Urine drug screens (UDS) utilize enzyme-linked immunosorbent assays (ELISA) to detect drug in the urine. Antibodies in the test bind antigens (drugs and metabolites) in the urine. Different tests have different cutoffs for resulting as positive, but most facilities use the federal workplace cutoffs (50 mcg/mL). These screening tests are prone to false positives and false negatives, but they are relatively fast and inexpensive compared to gas chromatography and mass spectrometry (GC/MS) tests which isolate and identify specific molecules in the urine. GC/MS tests are used for confirmation testing and in detailed drug testing since many opioids and benzodiazepines have different structures, making it difficult to develop a single antibody that would bind all drugs in that class. Lastly, most cannabinoid UDSs do not report urine concentrations. Because of the wide variability in urine dilution, specific gravity, metabolism, and timing of last dose, any UDS that provides urinary concentrations does not necessarily mean the patient is clinically intoxicated.

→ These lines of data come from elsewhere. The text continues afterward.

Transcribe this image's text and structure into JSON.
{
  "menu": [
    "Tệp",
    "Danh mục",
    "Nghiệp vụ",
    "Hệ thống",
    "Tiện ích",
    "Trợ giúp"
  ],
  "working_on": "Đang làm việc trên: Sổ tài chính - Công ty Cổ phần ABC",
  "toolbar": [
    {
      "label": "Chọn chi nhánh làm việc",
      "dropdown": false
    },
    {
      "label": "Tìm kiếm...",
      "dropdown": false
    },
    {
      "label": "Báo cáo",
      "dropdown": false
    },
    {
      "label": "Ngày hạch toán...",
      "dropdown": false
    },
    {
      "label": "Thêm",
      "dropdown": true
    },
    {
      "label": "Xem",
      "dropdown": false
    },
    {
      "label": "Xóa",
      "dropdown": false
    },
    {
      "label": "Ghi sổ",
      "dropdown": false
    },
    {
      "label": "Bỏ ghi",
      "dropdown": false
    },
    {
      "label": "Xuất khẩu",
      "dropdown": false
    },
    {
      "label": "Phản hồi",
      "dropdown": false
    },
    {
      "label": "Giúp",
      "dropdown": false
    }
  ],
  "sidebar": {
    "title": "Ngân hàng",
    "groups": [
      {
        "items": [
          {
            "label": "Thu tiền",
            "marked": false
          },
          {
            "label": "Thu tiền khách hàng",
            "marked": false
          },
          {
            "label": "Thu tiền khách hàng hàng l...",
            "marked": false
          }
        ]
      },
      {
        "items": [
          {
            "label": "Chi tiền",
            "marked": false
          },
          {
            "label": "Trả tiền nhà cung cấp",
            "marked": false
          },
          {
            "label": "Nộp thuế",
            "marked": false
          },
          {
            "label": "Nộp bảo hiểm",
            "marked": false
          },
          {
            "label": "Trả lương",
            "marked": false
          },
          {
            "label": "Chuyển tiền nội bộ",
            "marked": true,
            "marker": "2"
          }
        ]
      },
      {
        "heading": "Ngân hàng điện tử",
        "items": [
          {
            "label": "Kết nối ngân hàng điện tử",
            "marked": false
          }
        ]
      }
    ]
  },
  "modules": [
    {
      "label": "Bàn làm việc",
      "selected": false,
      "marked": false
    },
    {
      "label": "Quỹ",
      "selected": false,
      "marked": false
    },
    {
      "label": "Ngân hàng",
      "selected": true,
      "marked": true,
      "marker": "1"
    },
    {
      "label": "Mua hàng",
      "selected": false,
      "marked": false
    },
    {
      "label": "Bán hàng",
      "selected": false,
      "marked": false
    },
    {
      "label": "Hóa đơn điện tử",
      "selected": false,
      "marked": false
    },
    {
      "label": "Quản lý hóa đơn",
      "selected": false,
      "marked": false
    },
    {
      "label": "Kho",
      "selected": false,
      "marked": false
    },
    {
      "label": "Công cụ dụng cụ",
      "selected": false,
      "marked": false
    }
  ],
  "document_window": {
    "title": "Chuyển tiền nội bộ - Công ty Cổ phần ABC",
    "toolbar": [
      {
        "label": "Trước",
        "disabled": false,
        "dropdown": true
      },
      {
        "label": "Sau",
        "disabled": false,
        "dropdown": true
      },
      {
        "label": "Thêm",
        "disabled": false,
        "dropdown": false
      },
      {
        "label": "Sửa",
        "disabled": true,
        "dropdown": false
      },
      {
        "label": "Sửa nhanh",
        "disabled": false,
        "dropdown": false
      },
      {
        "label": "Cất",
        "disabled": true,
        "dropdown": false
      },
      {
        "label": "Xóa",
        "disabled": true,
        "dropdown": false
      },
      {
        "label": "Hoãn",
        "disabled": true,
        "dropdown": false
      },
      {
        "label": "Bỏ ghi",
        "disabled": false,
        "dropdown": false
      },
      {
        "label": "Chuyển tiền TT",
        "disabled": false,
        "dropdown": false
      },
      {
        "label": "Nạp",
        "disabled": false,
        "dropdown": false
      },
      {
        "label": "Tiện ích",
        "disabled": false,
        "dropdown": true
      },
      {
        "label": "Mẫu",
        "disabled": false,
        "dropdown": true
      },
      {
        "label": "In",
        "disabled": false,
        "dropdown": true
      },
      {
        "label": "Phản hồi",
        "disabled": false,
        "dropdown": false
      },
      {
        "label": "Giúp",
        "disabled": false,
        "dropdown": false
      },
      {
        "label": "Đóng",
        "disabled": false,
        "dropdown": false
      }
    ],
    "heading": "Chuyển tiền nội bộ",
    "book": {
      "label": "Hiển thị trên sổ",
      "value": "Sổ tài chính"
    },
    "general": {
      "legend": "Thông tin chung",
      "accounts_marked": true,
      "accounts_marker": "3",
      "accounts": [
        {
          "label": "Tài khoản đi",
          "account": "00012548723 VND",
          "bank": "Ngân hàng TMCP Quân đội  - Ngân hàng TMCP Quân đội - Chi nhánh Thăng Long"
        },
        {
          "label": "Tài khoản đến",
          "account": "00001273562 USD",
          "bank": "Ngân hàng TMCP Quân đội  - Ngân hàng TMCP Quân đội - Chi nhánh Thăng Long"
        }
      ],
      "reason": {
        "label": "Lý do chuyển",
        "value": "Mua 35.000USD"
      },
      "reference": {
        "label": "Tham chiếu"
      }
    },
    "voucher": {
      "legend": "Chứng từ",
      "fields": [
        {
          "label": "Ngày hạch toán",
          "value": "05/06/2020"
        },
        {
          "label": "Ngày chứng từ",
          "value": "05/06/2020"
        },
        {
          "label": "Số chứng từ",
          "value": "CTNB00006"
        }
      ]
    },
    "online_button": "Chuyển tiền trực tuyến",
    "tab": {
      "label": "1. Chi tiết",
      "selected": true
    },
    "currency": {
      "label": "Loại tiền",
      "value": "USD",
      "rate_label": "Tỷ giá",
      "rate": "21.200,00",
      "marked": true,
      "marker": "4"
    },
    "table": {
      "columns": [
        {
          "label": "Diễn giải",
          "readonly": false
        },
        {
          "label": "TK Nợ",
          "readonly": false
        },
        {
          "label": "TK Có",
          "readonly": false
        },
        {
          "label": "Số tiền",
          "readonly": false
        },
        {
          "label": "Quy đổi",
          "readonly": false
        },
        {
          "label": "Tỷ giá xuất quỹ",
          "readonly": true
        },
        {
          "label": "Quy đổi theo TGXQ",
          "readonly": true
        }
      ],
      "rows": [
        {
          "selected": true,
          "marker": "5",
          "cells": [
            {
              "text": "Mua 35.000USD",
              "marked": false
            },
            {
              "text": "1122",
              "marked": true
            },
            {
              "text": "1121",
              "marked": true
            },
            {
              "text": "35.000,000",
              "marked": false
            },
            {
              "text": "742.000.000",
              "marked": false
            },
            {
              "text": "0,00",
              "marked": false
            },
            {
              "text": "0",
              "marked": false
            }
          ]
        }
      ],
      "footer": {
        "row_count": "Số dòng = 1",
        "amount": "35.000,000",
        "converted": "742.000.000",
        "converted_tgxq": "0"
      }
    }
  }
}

Cannabinoid ELISA UDSs generally use a THC antibody to detect THC and the major metabolites (11-OH-THC and THC-COOH). THC-COOH’s long half-life of 5–7 days and lack of psychoactive properties are the reason chronic marijuana users can have a positive UDS up to 30 days from their last use and display no clinical signs of intoxication.

Secondhand smoke should not trigger a positive UDS [29,30,31,32]. A recent study in 2015 by Cone et al. exposed patients to secondhand marijuana smoke in small rooms without ventilation for prolonged periods of 60 min each. They found only one subject tested positive at the federal cutoff (50 mcg/mL) 6 h after session 2 (total time of 2 h of exposure to secondhand smoke in a sealed room). At the 8-h mark, the subject fell below the federal cutoff. They concluded that positive UDS results from secondhand smoke were possible, but only under extreme conditions of a sealed room without ventilation and prolonged duration of exposure with obvious knowledge by the subjects that others in the room were consuming marijuana, and only if the patient was tested in the 6–8 h after exposure [29].

Summary

  • THC and CBD are the two main phytocannabinoids present in marijuana. THC acts primarily as a CB1/2 receptor agonist. THC is responsible for psychoactive properties of marijuana.

  • Medical marijuana comes in a variety of unregulated forms with variable contents and cannabinoids ratios. Providers should discuss which formulation a patient is using, the route of administration, what the usual THC:CBD ratio is, how frequently they use, why they use, and what adverse effects they notice from use. Providers should educate patients about the potential adverse effects of marijuana if a patient is considering using medical marijuana for a specific condition.

  • Providers should not hesitate to discuss and educate patients on marijuana use, as patients receive information from many sources of varying credibility.

  • Recently, especially among recreational marijuana, THC content of loose marijuana has been increasing.

  • When using marijuana medically, oral or topical use is preferred due to the known carcinogenic risk associated with hydrocarbons produced during smoking or burning marijuana and a lower risk of adverse psychiatric effects, including acute psychosis.

  • Both pharmacokinetic and pharmacodynamic drug interactions can be an issue with marijuana use, and THC and CBD can have different effects on metabolism of other drugs. For patients on high-risk medications (including but not limited to immunosuppressants, anticoagulants, and antiepileptic drugs), consultation with a pharmacist is recommended.

  • Chronic use can result in urine drug tests being positive for up to 30 days after cessation. Secondhand smoke will not cause a positive urine drug test.